Father’s Day 2010

Rev. Charles Thomas PaigeA phone call Monday about Father’s Day led me down a path with unexpected results. I have always been interested in chronicling my family history and in years past, spent an inordinate amount of time doing genealogical research. I record my findings in a software program, Family Tree Maker. Over the past five years, I’ve not spent much time researching and in the interim, a lot more data has come online.

One of my sources, Family Search, has introduced a new beta search that incorporates some of this new data. Monday evening, I ran across a marriage license for my father, from 1934. Now, I knew that my father had been married before he married my mother in 1950: I’m in contact with my half-sister, Jackie, and was in contact with my half-brother, Tommy, prior to his death. This marriage, I assumed, was to their mother. When she last visited me, I had queried Jackie about the date her parents were married. She didn’t know, but was able to provide for my database various other information. So I assumed that the marriage license that I had located was that of our father and her mother. I also found my parents marriage license.

Friday evening, I went to put this latest information in my database. Imagine my surprise when I realized that this 1934 marriage was not to Jackie’s mother, Ethel, but to another woman! Thank goodness I hadn’t sent the email to Jackie with the info in it.

I guess I shouldn’t be surprised at this; after all, I run into it all the time with clients. (Especially when electronic filing first came up and Social Security numbers were matched to the Social Security database. I had a number of wives who had never changed their names to that of their current husband, although they had been using that name for years.) But this was different: this was my father – my Daddy –  someone I’d spent a lot of time trying to get to know (or, rather, know about) because he died when I was just 13.

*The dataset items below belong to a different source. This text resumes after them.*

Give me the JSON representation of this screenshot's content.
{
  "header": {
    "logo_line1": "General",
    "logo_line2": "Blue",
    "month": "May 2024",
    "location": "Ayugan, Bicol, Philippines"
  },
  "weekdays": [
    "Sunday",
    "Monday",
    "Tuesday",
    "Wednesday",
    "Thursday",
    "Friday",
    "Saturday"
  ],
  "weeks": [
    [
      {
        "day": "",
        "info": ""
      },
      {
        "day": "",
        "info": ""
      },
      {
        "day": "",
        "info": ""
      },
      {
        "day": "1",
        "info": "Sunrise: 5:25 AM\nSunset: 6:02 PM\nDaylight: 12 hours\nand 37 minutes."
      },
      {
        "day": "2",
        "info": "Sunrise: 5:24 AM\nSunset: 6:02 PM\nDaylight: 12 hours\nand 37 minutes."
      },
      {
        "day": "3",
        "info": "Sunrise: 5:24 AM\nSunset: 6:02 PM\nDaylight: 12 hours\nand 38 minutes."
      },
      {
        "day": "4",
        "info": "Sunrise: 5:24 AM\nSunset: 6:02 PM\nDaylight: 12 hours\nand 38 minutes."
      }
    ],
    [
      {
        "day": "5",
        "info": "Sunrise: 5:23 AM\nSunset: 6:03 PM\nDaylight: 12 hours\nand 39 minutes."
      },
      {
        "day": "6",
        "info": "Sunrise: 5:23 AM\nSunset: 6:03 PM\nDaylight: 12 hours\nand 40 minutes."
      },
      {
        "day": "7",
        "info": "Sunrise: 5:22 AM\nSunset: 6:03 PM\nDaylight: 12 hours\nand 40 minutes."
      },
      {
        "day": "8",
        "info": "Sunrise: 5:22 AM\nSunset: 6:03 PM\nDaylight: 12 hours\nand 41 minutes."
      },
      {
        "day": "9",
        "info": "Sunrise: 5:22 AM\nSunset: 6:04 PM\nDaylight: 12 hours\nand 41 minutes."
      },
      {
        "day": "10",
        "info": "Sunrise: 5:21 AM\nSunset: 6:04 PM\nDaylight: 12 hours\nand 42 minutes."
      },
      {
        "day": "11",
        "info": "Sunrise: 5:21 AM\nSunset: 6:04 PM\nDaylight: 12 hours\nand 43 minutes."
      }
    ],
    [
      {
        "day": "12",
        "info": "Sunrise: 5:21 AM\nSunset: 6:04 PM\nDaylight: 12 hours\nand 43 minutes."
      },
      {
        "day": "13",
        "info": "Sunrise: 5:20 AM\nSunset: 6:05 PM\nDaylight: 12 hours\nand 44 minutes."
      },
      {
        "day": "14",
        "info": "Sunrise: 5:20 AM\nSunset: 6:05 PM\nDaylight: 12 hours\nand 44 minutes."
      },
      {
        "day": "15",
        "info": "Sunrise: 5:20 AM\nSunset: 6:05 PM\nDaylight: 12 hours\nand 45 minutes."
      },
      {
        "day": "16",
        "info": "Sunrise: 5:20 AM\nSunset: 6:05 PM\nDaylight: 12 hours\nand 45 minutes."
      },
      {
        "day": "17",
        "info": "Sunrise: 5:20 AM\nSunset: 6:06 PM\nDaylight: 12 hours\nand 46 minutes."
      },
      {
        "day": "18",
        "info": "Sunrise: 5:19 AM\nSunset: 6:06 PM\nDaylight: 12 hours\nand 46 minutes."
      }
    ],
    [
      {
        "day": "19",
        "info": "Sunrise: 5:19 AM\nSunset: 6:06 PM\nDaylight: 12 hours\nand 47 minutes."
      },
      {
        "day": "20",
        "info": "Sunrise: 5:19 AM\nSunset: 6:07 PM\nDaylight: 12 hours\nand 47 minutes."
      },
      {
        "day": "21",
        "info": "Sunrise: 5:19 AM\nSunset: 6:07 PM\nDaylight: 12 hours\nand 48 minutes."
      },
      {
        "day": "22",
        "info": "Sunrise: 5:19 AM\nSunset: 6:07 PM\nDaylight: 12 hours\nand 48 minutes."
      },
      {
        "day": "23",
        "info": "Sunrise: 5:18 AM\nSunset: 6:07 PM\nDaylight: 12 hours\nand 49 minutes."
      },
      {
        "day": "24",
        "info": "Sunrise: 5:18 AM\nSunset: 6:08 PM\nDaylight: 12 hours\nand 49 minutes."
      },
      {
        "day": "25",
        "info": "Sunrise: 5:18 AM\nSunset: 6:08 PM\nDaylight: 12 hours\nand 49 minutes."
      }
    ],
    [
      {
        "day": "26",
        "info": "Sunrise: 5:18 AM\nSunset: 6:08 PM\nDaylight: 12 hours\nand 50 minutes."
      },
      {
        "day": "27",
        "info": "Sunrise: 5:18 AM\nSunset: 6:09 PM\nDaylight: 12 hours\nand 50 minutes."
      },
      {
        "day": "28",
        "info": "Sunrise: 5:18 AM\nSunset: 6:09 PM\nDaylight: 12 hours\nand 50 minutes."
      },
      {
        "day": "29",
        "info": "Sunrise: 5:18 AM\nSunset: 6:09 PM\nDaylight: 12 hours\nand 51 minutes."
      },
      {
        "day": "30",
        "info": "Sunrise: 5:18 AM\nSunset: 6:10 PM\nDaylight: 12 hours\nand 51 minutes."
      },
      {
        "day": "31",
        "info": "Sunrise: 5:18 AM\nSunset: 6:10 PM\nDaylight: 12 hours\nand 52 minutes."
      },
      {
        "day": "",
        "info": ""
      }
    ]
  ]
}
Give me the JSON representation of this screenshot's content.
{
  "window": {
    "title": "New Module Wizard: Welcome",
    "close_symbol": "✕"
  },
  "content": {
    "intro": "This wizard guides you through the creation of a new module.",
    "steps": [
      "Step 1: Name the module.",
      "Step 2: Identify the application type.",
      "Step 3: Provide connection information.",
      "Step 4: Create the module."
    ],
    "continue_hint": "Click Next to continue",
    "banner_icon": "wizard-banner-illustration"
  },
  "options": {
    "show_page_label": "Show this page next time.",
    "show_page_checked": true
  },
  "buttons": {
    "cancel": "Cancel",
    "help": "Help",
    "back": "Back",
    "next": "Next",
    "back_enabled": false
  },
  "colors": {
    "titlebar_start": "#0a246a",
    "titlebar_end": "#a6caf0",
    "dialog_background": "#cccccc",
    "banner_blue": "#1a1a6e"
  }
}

There is no one to ask about this – all of his siblings are dead and my mother didn’t know him then.  One of my sisters, when told of this, reminded me that our youngest brother had often sang, “Papa was a rolling stone,” a reference to things he had learned of our father from some of the oldsters in Phoebus, things that I had never paid attention to and dismissed as gossip. Looking back, I wish I had paid more attention, and, of course, my brother isn’t here to ask, either.

So this is a different Father’s Day for me than years’ past. I’m left with more questions than answers, the biggest one being whether I have more half-siblings out there. There is a part of me that doesn’t want to know, but I suspect this feeling will pass. I’ll probably end up spending some time trying to track this wife.

But not today. Today, I’m trying to hold on to the Daddy I remember, while accepting that he, too, was human and, therefore, not perfect.

Happy Father’s Day, Daddy.

One thought on “Father’s Day 2010

  1. Vivian, Your post breaks my heart about Father’s Day. My Father was very disengaged about his life and his agenda, He would never share information about where he had been, who he loved, what he believed. He is an enigma. Hopefully we will both go on and in time our answers will be revealed.